There are signs there could be progress on equalising access to capital, tech, and genetic resources. Climate justice has climbed the diplomatic agenda of late thanks to the high profile Summit for a New Global Financing Pact. Developing countries used the summit to demand advanced economies reform international finance to free up funds for climate action. Although Western countries did not make major commitments on key demands around debt relief, the conference opened a political space where wider injustices such as Africa’s capital shortfall could be addressed..

Growing demand for drought adaptation 

The 29 days from 3 to 31 July were the hottest 29 days that humans have ever systematically recorded. A sense of foreboding has now set in that climate change and its food impacts will unfold faster than anticipated.

Already this year, Indonesia, Argentina, Turkey and India have banned major agricultural exports like rice, grains, and beef as crop production and stocks falter. Scorching temperatures mean that Australian wheat for the coming year could be 29% lower than the last. 23% of US corn crops are experiencing severe or worse drought conditions. All the while, fossil fuel emissions continue to grow.

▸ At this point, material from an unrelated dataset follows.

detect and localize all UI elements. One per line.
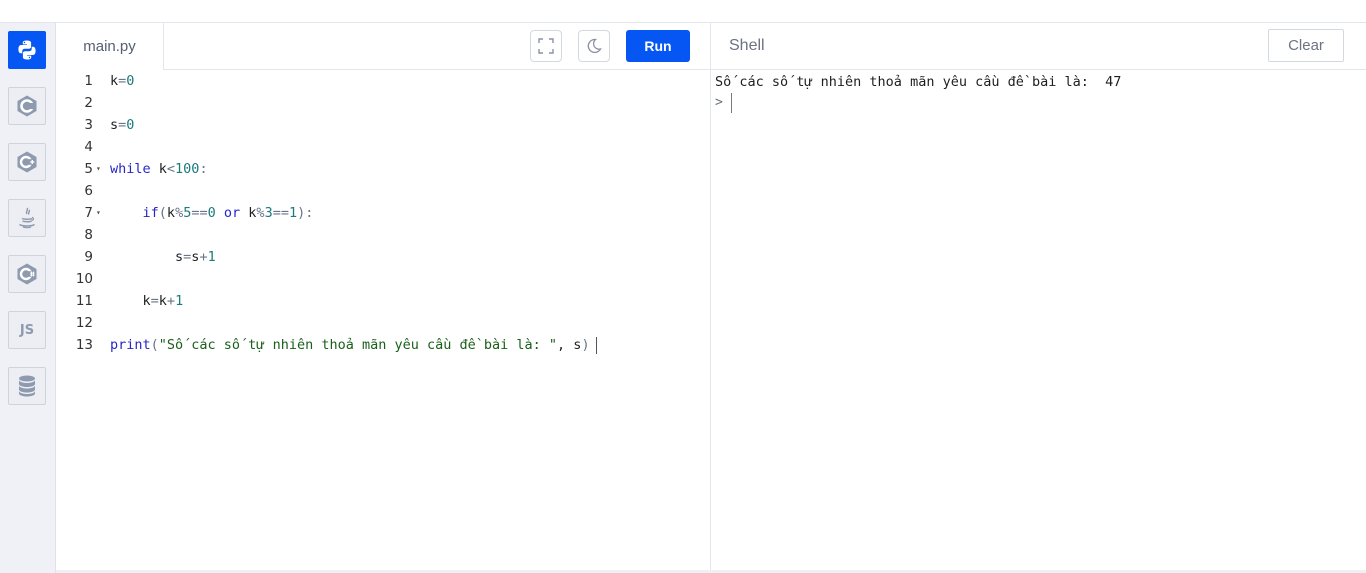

Increasingly, global consumers will be forced to confront what it means to live in a hotter, drier world. As shortages and price inflation in basic food commodities hit spending power, more attention will fall on agricultural biotech that uses low-impact renewable compounds to limit crop losses. Observing and extracting the natural mechanisms used by plants to respond to heat stress opens a promising avenue to develop a new agricultural toolkit adapted for a more extreme climate.